Evento serviu para dar visibilidade à Língua Brasileira de Sinais

“É importante que a pessoa surda seja protagonista de sua história para que consiga conquistar ainda mais direitos e para que sirva de espelho para outras pessoas surdas”. Esta foi a mensagem deixada pelo professor especialista em Língua Brasileira de Sinais (Libras), Ítalo Mafra, na noite de segunda-feira (27), aos participantes da segunda edição da Mostra Cultural Libras em Cena.

Ao recordar a história dos 19 anos da Lei de Libras, celebrada no último sábado (24), Ítalo lembrou a importância que a Língua de Sinais tem como um instrumento não só de comunicação, mas também de cultura e empoderamento. “Por isso, que todos, ouvintes e surdos têm de estar lado a lado. A palavra de ordem deve ser empatia”, enfatizou.

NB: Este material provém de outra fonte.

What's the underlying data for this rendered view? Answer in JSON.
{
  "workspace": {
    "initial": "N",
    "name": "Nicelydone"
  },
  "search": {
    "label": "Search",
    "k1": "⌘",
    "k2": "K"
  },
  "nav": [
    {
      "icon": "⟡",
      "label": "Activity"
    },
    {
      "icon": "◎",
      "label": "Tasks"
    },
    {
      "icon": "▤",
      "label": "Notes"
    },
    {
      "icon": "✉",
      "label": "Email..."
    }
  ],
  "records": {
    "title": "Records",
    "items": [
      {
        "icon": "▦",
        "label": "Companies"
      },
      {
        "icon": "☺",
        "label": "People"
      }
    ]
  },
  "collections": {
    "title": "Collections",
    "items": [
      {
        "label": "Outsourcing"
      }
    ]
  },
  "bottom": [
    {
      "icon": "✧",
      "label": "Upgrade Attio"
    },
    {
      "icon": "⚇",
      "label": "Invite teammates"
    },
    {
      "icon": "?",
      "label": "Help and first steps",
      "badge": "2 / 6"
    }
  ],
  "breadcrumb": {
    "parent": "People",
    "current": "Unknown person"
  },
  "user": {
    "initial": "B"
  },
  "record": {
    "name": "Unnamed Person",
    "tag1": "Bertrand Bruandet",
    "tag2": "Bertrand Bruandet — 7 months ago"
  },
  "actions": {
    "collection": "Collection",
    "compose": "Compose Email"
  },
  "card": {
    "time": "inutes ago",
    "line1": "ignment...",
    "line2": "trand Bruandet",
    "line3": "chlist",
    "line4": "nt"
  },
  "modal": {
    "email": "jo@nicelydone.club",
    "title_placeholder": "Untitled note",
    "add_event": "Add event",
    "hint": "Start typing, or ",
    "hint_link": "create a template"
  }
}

Opinião compartilhada por Jaqueline França, coordenadora da Central de Interpretação de Libras (CIL), que realizou o evento. “A Libras veio para quebrar a barreira comunicativa entre quem ouve e quem não ouve. E é preciso que a comunidade surda seja acolhida neste seu ambiente linguístico. Por isso, realizamos esse evento para valorizar a Libras e dar visibilidade para ela”, salientou.

Além da palestra, a Mostra teve apresentação de poesia em Libras e leitura de um cordel – escrito pela psicopedagoga Fabrine Barroso, do Núcleo de Educação Especial, em referência à data. Além da interpretação em Libras de uma música feita pela estudante Andressa Silva. “O sentimento musical é muito importante para a cultura surda. Quero agradecer por participar desse evento tão importante para nós”, reforçou.

Uma pessoa é considerada surda quando, por ter perda auditiva, compreende e interage com o mundo por meio de experiências visuais, utilizando, principalmente, a Libras. Em Vitória da Conquista, de acordo com o último Censo do IBGE, estima-se que há mais de 300 surdos na cidade.